11. The system of claim 1, wherein the system is configured for insertion through the urethra for inflation of the balloon within the bladder.

12. The system of claim 1, wherein in the first insertion position, the balloon is arranged into a reduced diameter configuration for insertion into and through the lumen of a medical device.

13. The system of claim 12, further comprising a medical device having a lumen, the balloon in its first insertion position being arranged for insertion into the lumen.

14. The system of claim 13, wherein the medical device is one selected from the group consisting of a cystoscope and an endoscope.

15. A balloon catheter, comprising:

an elongate shaft having proximal and distal ends, the proximal end being coupled to a handle and the distal end having a retractable balloon formed thereon; and

an extension means associated with the handle and operatively coupled to the balloon, wherein activation of the extension means causes the balloon to move between an extended position to a contracted position.

16. The catheter of claim 15, wherein the extension means includes a spring-loaded plunger that is coupled to the balloon by a wire.

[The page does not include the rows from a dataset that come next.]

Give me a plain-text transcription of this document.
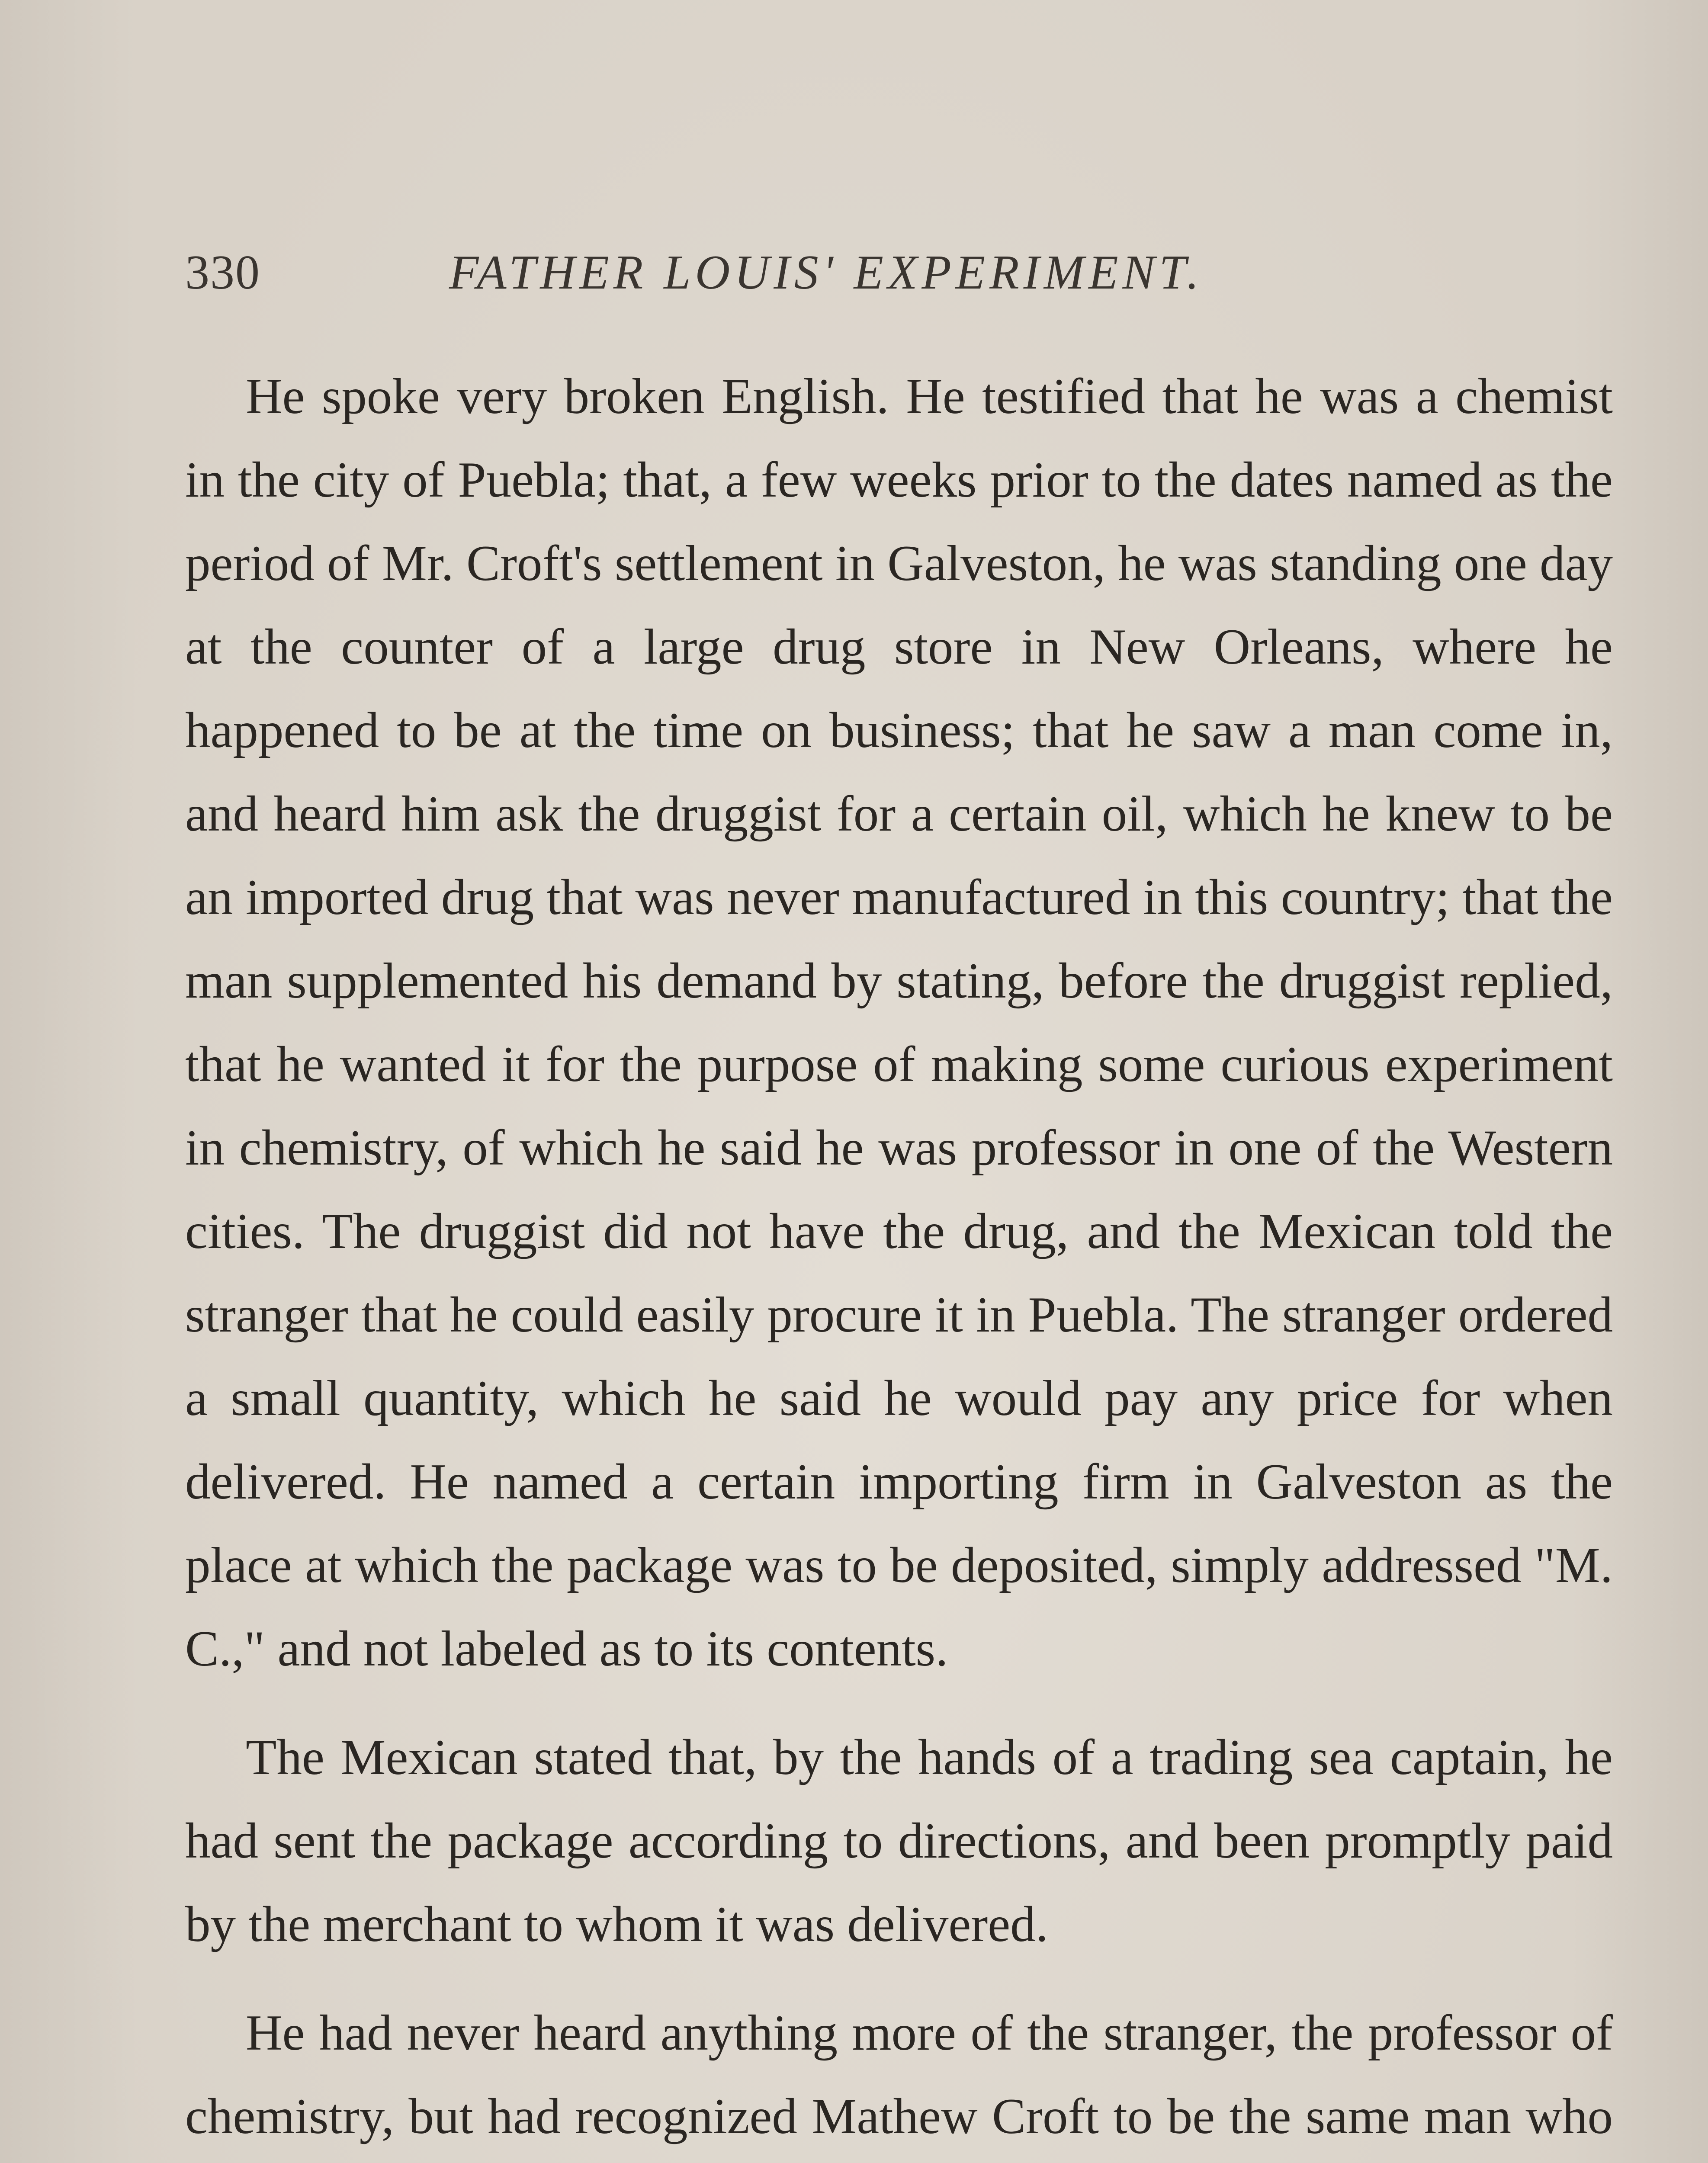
330	FATHER LOUIS' EXPERIMENT.

He spoke very broken English. He testified that he was a chemist in the city of Puebla; that, a few weeks prior to the dates named as the period of Mr. Croft's settlement in Galveston, he was standing one day at the counter of a large drug store in New Orleans, where he happened to be at the time on business; that he saw a man come in, and heard him ask the druggist for a certain oil, which he knew to be an imported drug that was never manufactured in this country; that the man supplemented his demand by stating, before the druggist replied, that he wanted it for the purpose of making some curious experiment in chemistry, of which he said he was professor in one of the Western cities. The druggist did not have the drug, and the Mexican told the stranger that he could easily procure it in Puebla. The stranger ordered a small quantity, which he said he would pay any price for when delivered. He named a certain importing firm in Galveston as the place at which the package was to be deposited, simply addressed "M. C.," and not labeled as to its contents.

The Mexican stated that, by the hands of a trading sea captain, he had sent the package according to directions, and been promptly paid by the merchant to whom it was delivered.

He had never heard anything more of the stranger, the professor of chemistry, but had recognized Mathew Croft to be the same man who
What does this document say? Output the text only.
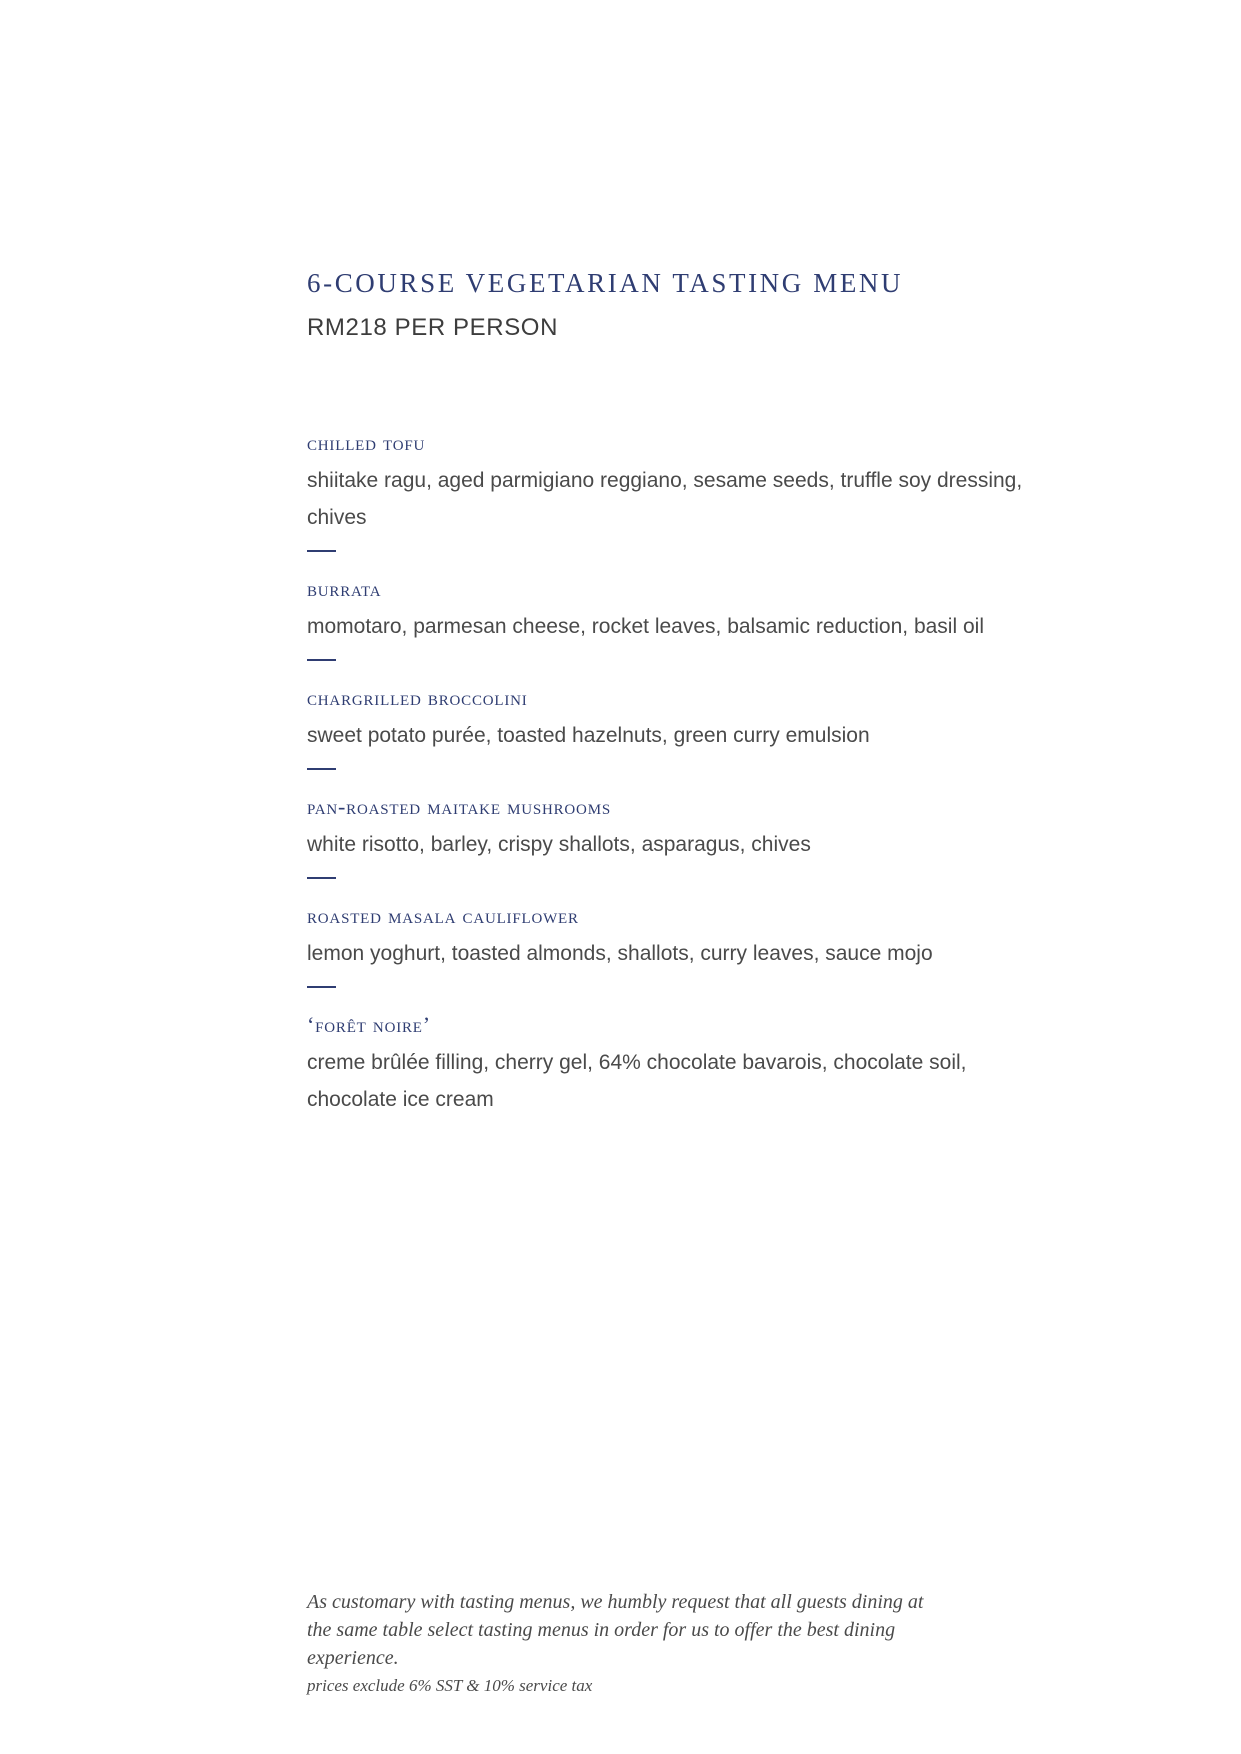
6-COURSE VEGETARIAN TASTING MENU

RM218 PER PERSON

chilled tofu

shiitake ragu, aged parmigiano reggiano, sesame seeds, truffle soy dressing, chives

burrata

momotaro, parmesan cheese, rocket leaves, balsamic reduction, basil oil

chargrilled broccolini

sweet potato purée, toasted hazelnuts, green curry emulsion

pan-roasted maitake mushrooms

white risotto, barley, crispy shallots, asparagus, chives

roasted masala cauliflower

lemon yoghurt, toasted almonds, shallots, curry leaves, sauce mojo

‘forêt noire’

creme brûlée filling, cherry gel, 64% chocolate bavarois, chocolate soil, chocolate ice cream

As customary with tasting menus, we humbly request that all guests dining at the same table select tasting menus in order for us to offer the best dining experience.

prices exclude 6% SST & 10% service tax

17. The catheter of claim 15, wherein the extension means includes at least one thumb- operated trigger assembly that is coupled to the balloon by a wire.

18. The catheter of claim 15, wherein the extension means includes a screw system that is coupled to the balloon by a wire.

19. The catheter of claim 15, wherein the shaft further comprises an inflation means that is adapted to fill the balloon with a fluid such that the diameter of the balloon can increase.

20. A method for inserting a catheter into a passageway, comprising:

inserting a tube having a balloon attached to a distal end thereof into a passageway with the balloon in an extended position; and

operating an actuator mechanism located at a proximal end of the tube and coupled to the balloon such that the balloon moves from the extended position to a contracted position.

21. The method of claim 20, wherein the actuator mechanism is a plunger having a wire extending therefrom and coupled to the balloon, and wherein operating the actuator mechanism includes releasing the plunger such that the balloon is pulled towards the proximal end of the tube.

22. The method of claim 20, wherein the actuator mechanism includes at least one thumb-operated trigger assembly, and operating the actuator mechanism includes releasing the at least one trigger assembly such that the balloon is pulled towards the proximal end of the tube.

23. The method of claim 20, wherein the actuator mechanism is a screw system having a wire extending therefrom, and operating the actuator mechanism includes manipulating the screw system such that the balloon is pulled towards the proximal end of the tube.

24. The method of claim 20, further comprising filling the balloon with a fluid received from an input port in the handle, such that the balloon inflates.

25. The method of claim 24, wherein the balloon is filled with fluid such that the dimensional ratio between the balloon in an uninflated state and the balloon in an inflated state is about 0.5 to 0.20.

26. The method of claim 20, wherein the passageway is a lumen in a medical device.

27. The method of claim 26, wherein the medical device is one selected from the group consisting of a cystoscope and an endoscope.